Ada terdapat banyak sekali tuan muda dari klan terkenal ataupun keluarga bangsawan yang meminta kesempatan untuk bertemu Bidadari Giok emas selepas pertunjukan.
Namun semua undangan untuk pertemuan dengan para tuan muda kaya itu hanya ditempik secara halus oleh Bidadari Giok Emas. Alih-alih mengadakan pertemuan dengan pria kaya yang tergila-gila padanya, Bidadari Giok Emas terlihat pergi menemui seseorang di ruang VIP Nomor 3.
“Master Pedang…”
Bidadari Giok Emas Bersama sang Pemusik Harpa itu bersujud dihadapan tamu ruang VIP 3.
Ketika tiga orang itu telah berada di dalam ruangan VIP 3, tiba-tiba seberkas sinar terlihat menutupi balkon VIP Nomor 3. Sebuah Jimat Fenomenal telah diaktifkan lalu memblokir ruangan VIP 3 dari apapun di dunia luar.
Sima Yong telah mengaktifkan “Jimat Fatamorgana”
“Silahkan berdiri dan ceritakan semua hal yang telah anda berdua temui selama bertugas sebagai mata-mata”
Sima Yong nampak berdiri membelakangi dua orang Muridnya.
Yu Long menceritakan tentang perjalanan ke Utara yang mana dirinya telah bertemu langsung dengan Master Wen Yu dan Peng Fai di Sekte Pedang Awan.
Sementara itu Balai Harta terlihat sangat berbahagia dan langsung mengadakan lelang besar ketika menerima titipan Sima Yong.
Semua sumber daya yang diberikan Sima Yong telah membuat Kekaisaran Great Ying mengalami kehebohan. Kehebohan itu kemudian menjalar hingga ke kerajaan-kerajaan kecil lainnya di Wilayah Utara. Semua praktisi berlomba-lomba membeli berbagai sumber daya.
Toh persediaan di Ruang Pengobatan Domain Raja Obat amatlah berlimpah ketika Sima Yong dan muridnya melakukan panen kala itu. Kekaisaran Utara harus meningkat ranah kultivasinya.

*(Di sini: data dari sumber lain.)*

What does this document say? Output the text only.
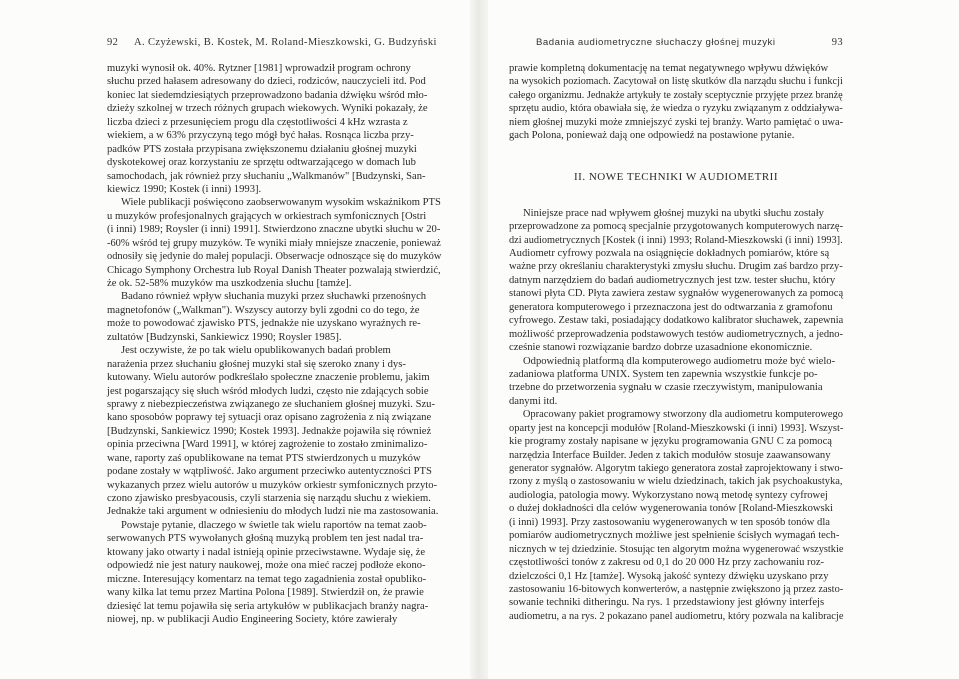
92 A. Czyżewski, B. Kostek, M. Roland-Mieszkowski, G. Budzyński
muzyki wynosił ok. 40%. Rytzner [1981] wprowadził program ochrony
słuchu przed hałasem adresowany do dzieci, rodziców, nauczycieli itd. Pod
koniec lat siedemdziesiątych przeprowadzono badania dźwięku wśród mło-
dzieży szkolnej w trzech różnych grupach wiekowych. Wyniki pokazały, że
liczba dzieci z przesunięciem progu dla częstotliwości 4 kHz wzrasta z
wiekiem, a w 63% przyczyną tego mógł być hałas. Rosnąca liczba przy-
padków PTS została przypisana zwiększonemu działaniu głośnej muzyki
dyskotekowej oraz korzystaniu ze sprzętu odtwarzającego w domach lub
samochodach, jak również przy słuchaniu „Walkmanów" [Budzynski, San-
kiewicz 1990; Kostek (i inni) 1993].
Wiele publikacji poświęcono zaobserwowanym wysokim wskaźnikom PTS
u muzyków profesjonalnych grających w orkiestrach symfonicznych [Ostri
(i inni) 1989; Roysler (i inni) 1991]. Stwierdzono znaczne ubytki słuchu w 20-
-60% wśród tej grupy muzyków. Te wyniki miały mniejsze znaczenie, ponieważ
odnosiły się jedynie do małej populacji. Obserwacje odnoszące się do muzyków
Chicago Symphony Orchestra lub Royal Danish Theater pozwalają stwierdzić,
że ok. 52-58% muzyków ma uszkodzenia słuchu [tamże].
Badano również wpływ słuchania muzyki przez słuchawki przenośnych
magnetofonów („Walkman"). Wszyscy autorzy byli zgodni co do tego, że
może to powodować zjawisko PTS, jednakże nie uzyskano wyraźnych re-
zultatów [Budzynski, Sankiewicz 1990; Roysler 1985].
Jest oczywiste, że po tak wielu opublikowanych badań problem
narażenia przez słuchaniu głośnej muzyki stał się szeroko znany i dys-
kutowany. Wielu autorów podkreślało społeczne znaczenie problemu, jakim
jest pogarszający się słuch wśród młodych ludzi, często nie zdających sobie
sprawy z niebezpieczeństwa związanego ze słuchaniem głośnej muzyki. Szu-
kano sposobów poprawy tej sytuacji oraz opisano zagrożenia z nią związane
[Budzynski, Sankiewicz 1990; Kostek 1993]. Jednakże pojawiła się również
opinia przeciwna [Ward 1991], w której zagrożenie to zostało zminimalizo-
wane, raporty zaś opublikowane na temat PTS stwierdzonych u muzyków
podane zostały w wątpliwość. Jako argument przeciwko autentyczności PTS
wykazanych przez wielu autorów u muzyków orkiestr symfonicznych przyto-
czono zjawisko presbyacousis, czyli starzenia się narządu słuchu z wiekiem.
Jednakże taki argument w odniesieniu do młodych ludzi nie ma zastosowania.
Powstaje pytanie, dlaczego w świetle tak wielu raportów na temat zaob-
serwowanych PTS wywołanych głośną muzyką problem ten jest nadal tra-
ktowany jako otwarty i nadal istnieją opinie przeciwstawne. Wydaje się, że
odpowiedź nie jest natury naukowej, może ona mieć raczej podłoże ekono-
miczne. Interesujący komentarz na temat tego zagadnienia został opubliko-
wany kilka lat temu przez Martina Polona [1989]. Stwierdził on, że prawie
dziesięć lat temu pojawiła się seria artykułów w publikacjach branży nagra-
niowej, np. w publikacji Audio Engineering Society, które zawierały
Badania audiometryczne słuchaczy głośnej muzyki	93
prawie kompletną dokumentację na temat negatywnego wpływu dźwięków
na wysokich poziomach. Zacytował on listę skutków dla narządu słuchu i funkcji
całego organizmu. Jednakże artykuły te zostały sceptycznie przyjęte przez branżę
sprzętu audio, która obawiała się, że wiedza o ryzyku związanym z oddziaływa-
niem głośnej muzyki może zmniejszyć zyski tej branży. Warto pamiętać o uwa-
gach Polona, ponieważ dają one odpowiedź na postawione pytanie.
II. NOWE TECHNIKI W AUDIOMETRII
Niniejsze prace nad wpływem głośnej muzyki na ubytki słuchu zostały
przeprowadzone za pomocą specjalnie przygotowanych komputerowych narzę-
dzi audiometrycznych [Kostek (i inni) 1993; Roland-Mieszkowski (i inni) 1993].
Audiometr cyfrowy pozwala na osiągnięcie dokładnych pomiarów, które są
ważne przy określaniu charakterystyki zmysłu słuchu. Drugim zaś bardzo przy-
datnym narzędziem do badań audiometrycznych jest tzw. tester słuchu, który
stanowi płyta CD. Płyta zawiera zestaw sygnałów wygenerowanych za pomocą
generatora komputerowego i przeznaczona jest do odtwarzania z gramofonu
cyfrowego. Zestaw taki, posiadający dodatkowo kalibrator słuchawek, zapewnia
możliwość przeprowadzenia podstawowych testów audiometrycznych, a jedno-
cześnie stanowi rozwiązanie bardzo dobrze uzasadnione ekonomicznie.
Odpowiednią platformą dla komputerowego audiometru może być wielo-
zadaniowa platforma UNIX. System ten zapewnia wszystkie funkcje po-
trzebne do przetworzenia sygnału w czasie rzeczywistym, manipulowania
danymi itd.
Opracowany pakiet programowy stworzony dla audiometru komputerowego
oparty jest na koncepcji modułów [Roland-Mieszkowski (i inni) 1993]. Wszyst-
kie programy zostały napisane w języku programowania GNU C za pomocą
narzędzia Interface Builder. Jeden z takich modułów stosuje zaawansowany
generator sygnałów. Algorytm takiego generatora został zaprojektowany i stwo-
rzony z myślą o zastosowaniu w wielu dziedzinach, takich jak psychoakustyka,
audiologia, patologia mowy. Wykorzystano nową metodę syntezy cyfrowej
o dużej dokładności dla celów wygenerowania tonów [Roland-Mieszkowski
(i inni) 1993]. Przy zastosowaniu wygenerowanych w ten sposób tonów dla
pomiarów audiometrycznych możliwe jest spełnienie ścisłych wymagań tech-
nicznych w tej dziedzinie. Stosując ten algorytm można wygenerować wszystkie
częstotliwości tonów z zakresu od 0,1 do 20 000 Hz przy zachowaniu roz-
dzielczości 0,1 Hz [tamże]. Wysoką jakość syntezy dźwięku uzyskano przy
zastosowaniu 16-bitowych konwerterów, a następnie zwiększono ją przez zasto-
sowanie techniki ditheringu. Na rys. 1 przedstawiony jest główny interfejs
audiometru, a na rys. 2 pokazano panel audiometru, który pozwala na kalibracje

Sima Yong manggut-manggut karena puas. Lin Hong juga menceritka bahwa dari hasil tindakan mata-mata di Kota itu, dia mendapat infromasi bahwa enam Klan Kuno Rahasia akan berpartisipasi didalam Domain Elf Abu-abu.
Bahkan informasi rinci yang dia peroleh dari seseorang, tanpa sengaja bercerita banyak dikala menonton pertunjukan Bidadari Giok Emas.

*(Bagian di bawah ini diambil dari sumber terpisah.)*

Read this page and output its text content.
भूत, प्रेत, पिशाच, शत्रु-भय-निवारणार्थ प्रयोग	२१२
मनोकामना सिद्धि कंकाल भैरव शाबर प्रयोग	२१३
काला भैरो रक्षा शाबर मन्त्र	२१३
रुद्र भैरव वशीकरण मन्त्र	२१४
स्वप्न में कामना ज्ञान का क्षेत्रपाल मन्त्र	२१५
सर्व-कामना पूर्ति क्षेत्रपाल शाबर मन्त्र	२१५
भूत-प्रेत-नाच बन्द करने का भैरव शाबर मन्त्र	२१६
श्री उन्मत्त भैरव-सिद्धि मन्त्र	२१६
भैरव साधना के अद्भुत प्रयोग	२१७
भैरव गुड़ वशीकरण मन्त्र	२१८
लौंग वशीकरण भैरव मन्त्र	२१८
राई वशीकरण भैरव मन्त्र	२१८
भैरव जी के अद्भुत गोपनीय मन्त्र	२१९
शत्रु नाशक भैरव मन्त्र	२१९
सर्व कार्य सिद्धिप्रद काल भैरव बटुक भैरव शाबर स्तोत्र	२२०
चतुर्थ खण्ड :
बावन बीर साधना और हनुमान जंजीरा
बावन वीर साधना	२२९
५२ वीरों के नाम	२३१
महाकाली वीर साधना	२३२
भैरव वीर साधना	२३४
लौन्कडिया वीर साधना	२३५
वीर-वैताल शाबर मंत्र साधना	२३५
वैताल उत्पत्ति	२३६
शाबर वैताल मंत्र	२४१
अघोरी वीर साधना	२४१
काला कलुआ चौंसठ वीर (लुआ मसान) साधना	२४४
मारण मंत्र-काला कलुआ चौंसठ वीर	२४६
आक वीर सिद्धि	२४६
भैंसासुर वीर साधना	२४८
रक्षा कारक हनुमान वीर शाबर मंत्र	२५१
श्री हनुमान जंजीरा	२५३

“Master... Ras iblis mendapat 10 slot undangan sedangkan Klan Macan Putih memiliki delapan slot undangan”
“Ras iblis dan Klan Macan Putih kabarnya akan mengirimkan jenius dari masing-masing klan yang dikabarkan memiliki Kultivasi Alam Raja”.
“Bahkan Kabarnya, seseorang di ranah setengah Langkah menuju Alam Tanpa Batas dari Klan Macan Putih akan berpartisipasi didalam perburuan warisan itu nanti”.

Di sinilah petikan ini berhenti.